Chess

Royal shame

11 August 2018

9:00 AM

11 August 2018

9:00 AM

Nine-year-old Shreyas Royal, widely regarded as the UK’s best hope to become a future world chess champion, is being deported from the country next month because his father, although in regular employment, does not have earnings that reach the necessary threshold of £120,000 per annum. The chess world is in uproar about this, not least because Shreyas has already been invited to make the ceremonial first move in the Carlsen-Caruana World Championship match to be held in London at the College, Holborn, in November.
The case has attracted acid comment from John Cleese on social media and the former chess champion Rachel Reeves MP has written an eloquent plea to the Home Secretary Sajid Javid requesting clemency. My prediction, which I fervently hope is totally wrong, will be that officialdom refuses to listen and that this supremely talented boy will be expelled from this country.
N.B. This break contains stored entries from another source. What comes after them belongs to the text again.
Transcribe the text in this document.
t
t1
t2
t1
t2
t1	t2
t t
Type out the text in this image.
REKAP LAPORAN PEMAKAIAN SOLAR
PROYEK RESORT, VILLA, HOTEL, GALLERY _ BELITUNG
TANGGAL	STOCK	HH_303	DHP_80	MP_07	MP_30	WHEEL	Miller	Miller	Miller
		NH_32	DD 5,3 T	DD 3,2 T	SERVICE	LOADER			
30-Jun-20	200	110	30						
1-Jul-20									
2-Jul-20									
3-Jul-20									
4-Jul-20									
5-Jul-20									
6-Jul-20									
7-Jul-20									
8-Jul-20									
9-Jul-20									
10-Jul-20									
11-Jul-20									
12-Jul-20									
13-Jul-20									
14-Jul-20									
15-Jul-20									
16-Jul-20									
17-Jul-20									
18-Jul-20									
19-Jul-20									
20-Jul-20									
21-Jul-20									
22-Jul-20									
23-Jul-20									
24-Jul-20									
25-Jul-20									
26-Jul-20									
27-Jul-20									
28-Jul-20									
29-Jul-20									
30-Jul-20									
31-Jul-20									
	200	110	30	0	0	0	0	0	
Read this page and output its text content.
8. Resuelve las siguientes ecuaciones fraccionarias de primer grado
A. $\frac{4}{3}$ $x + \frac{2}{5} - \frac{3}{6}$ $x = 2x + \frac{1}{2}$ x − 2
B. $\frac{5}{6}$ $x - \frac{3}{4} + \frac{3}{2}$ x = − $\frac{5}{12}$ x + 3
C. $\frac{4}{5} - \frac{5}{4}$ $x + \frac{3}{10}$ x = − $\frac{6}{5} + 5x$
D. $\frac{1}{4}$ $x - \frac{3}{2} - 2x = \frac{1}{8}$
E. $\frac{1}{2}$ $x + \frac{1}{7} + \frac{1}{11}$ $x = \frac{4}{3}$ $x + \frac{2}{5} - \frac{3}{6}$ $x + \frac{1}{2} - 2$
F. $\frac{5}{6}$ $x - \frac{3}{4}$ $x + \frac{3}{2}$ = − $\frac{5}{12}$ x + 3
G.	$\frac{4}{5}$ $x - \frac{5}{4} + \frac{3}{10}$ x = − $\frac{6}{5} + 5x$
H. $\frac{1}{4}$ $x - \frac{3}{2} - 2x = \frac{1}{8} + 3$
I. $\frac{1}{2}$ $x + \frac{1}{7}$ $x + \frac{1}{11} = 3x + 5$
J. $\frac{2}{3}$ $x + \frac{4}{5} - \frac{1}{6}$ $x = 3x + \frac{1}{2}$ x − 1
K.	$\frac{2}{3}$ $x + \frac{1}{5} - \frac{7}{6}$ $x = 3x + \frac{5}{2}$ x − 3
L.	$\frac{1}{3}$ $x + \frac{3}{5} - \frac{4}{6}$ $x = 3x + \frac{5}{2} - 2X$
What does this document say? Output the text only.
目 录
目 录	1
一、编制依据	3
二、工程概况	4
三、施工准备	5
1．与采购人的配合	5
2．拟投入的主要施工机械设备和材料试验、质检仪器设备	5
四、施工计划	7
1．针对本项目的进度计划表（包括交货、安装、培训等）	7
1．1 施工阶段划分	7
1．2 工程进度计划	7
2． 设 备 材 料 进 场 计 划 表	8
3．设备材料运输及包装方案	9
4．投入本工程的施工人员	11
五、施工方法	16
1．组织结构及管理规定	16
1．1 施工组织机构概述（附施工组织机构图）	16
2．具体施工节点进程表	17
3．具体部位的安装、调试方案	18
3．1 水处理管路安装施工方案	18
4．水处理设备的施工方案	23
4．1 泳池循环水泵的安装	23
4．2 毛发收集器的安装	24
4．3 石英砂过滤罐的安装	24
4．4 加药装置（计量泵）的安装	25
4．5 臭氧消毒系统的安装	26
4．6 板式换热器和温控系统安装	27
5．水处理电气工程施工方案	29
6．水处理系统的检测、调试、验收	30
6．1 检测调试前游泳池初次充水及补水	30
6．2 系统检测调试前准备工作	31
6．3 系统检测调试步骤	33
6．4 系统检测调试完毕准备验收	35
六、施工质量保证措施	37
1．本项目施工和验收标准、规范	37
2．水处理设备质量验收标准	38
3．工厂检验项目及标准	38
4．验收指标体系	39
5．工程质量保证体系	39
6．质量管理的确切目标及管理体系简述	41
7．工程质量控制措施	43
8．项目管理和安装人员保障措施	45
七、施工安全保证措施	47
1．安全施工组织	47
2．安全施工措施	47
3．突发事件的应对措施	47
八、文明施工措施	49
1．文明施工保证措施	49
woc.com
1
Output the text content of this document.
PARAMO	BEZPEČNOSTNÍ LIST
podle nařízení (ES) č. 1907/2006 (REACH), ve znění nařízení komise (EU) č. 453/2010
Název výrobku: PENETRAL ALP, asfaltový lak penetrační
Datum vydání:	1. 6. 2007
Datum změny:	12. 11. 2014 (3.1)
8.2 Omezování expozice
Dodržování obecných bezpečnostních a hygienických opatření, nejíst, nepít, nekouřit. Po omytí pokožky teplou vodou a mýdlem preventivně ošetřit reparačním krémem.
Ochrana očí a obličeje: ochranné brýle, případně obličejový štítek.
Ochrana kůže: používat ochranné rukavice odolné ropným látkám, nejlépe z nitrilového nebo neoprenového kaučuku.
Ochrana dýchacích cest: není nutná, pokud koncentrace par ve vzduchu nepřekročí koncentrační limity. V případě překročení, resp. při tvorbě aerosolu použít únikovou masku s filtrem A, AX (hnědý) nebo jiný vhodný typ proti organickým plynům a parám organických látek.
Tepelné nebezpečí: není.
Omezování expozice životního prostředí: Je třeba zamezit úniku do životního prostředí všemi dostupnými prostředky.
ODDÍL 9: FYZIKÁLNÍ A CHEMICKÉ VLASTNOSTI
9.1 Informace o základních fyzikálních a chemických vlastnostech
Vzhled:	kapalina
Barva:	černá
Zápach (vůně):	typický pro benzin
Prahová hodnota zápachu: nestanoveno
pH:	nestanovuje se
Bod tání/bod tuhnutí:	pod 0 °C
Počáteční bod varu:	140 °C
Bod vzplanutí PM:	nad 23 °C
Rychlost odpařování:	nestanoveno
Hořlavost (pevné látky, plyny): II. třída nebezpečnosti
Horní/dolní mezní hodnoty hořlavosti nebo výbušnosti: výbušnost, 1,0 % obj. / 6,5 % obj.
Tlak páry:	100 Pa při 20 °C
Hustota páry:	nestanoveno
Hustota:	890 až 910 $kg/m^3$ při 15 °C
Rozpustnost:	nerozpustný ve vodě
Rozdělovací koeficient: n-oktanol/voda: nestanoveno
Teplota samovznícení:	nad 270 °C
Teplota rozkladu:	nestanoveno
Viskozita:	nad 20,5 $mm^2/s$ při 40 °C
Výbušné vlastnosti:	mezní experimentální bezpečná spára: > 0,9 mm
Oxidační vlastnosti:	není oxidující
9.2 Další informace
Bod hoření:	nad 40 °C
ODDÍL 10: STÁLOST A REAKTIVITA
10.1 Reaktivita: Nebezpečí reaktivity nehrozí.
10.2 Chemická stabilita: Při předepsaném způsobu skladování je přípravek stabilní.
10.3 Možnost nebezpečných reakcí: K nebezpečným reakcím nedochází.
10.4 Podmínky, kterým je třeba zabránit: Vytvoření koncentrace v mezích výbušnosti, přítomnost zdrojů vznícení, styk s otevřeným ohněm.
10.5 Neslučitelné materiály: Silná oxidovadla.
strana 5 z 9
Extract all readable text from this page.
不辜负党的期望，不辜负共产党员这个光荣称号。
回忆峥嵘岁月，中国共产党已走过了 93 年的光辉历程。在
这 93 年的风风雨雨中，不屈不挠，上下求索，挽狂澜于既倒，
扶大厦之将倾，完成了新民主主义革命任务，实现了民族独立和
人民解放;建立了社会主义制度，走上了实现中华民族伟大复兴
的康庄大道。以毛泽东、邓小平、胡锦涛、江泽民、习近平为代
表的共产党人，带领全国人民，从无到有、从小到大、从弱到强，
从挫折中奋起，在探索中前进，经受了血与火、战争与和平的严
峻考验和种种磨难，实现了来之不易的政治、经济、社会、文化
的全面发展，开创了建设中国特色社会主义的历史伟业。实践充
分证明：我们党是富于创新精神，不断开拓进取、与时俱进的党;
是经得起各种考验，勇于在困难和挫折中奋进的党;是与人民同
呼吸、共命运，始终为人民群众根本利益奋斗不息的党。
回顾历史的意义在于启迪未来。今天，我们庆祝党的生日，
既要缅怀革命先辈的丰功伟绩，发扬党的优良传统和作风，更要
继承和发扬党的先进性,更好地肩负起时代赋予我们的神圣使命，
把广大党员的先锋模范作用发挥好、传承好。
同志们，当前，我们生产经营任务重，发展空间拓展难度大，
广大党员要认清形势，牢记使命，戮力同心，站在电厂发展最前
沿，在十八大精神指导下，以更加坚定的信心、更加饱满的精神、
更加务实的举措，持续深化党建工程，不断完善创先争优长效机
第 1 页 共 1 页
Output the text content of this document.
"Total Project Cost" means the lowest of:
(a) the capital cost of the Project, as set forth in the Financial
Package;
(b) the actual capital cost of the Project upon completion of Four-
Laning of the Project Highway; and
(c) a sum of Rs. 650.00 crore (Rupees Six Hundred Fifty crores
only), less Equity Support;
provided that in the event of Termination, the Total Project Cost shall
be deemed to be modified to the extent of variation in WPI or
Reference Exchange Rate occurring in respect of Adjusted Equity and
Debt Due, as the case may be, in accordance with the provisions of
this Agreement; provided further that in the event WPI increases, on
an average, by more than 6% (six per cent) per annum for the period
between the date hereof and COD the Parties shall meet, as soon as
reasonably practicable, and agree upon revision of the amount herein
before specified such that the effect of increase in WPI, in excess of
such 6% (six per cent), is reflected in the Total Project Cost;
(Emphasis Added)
An example of Shreyas’s great talent arose in the following position from the Major Open section of this year’s British Championship where he crashed through with the Rf6 sacrificial theme which formed the topic of this column last week.

Royal-Jayawarna: ECF Major Open, Hull 2018
(see diagram 1)


White has already sacrificed a piece and with the following decisive thrust he brings up further attackers. 22 Rf6 Qb6+ After 22 … Bxf6 23 Nxf6+ Kh8 24 Qh6+ wins. 23 Kh1 Re7 24 Rdf1 Qc7 White now finishes off very efficiently. 25 Rh6+ Bxh6 26 Nf6+ Kh8 27 Qxh6+ Rh7 28 Nxh7 Qxh7 29 Qf6+ Black resigns

The British Championship itself went to grandmaster Michael Adams, his sixth title, after a titanic play-off against grandmaster Luke McShane who had tied for first place with him in the main tournament.

Adams-McShane: British Championship Play-off, Hull 2018
(see diagram 2)

34 h4+ This sacrifice allows White to co-ordinate his rooks very effectively and drive the black king into an uncomfortable position. 34 … Kxh4 35 Rxh6+ Kg5 36 Rh5+ Kf6 37 Rc6+ Ke7 38 Rh7 Rb8 39 Re6+ Kf8 40 Rh8+ Kg7 41 Rxb8 fxe6 42 fxe6 Kf6 43 Ra8 Kxe6 44 a7 Kf7 45 Rh8 Black resigns White wins with the well-known rook and pawn endgame ‘skewer trick’. After 45 … Rxa7 46 Rh7+ picks up the rook.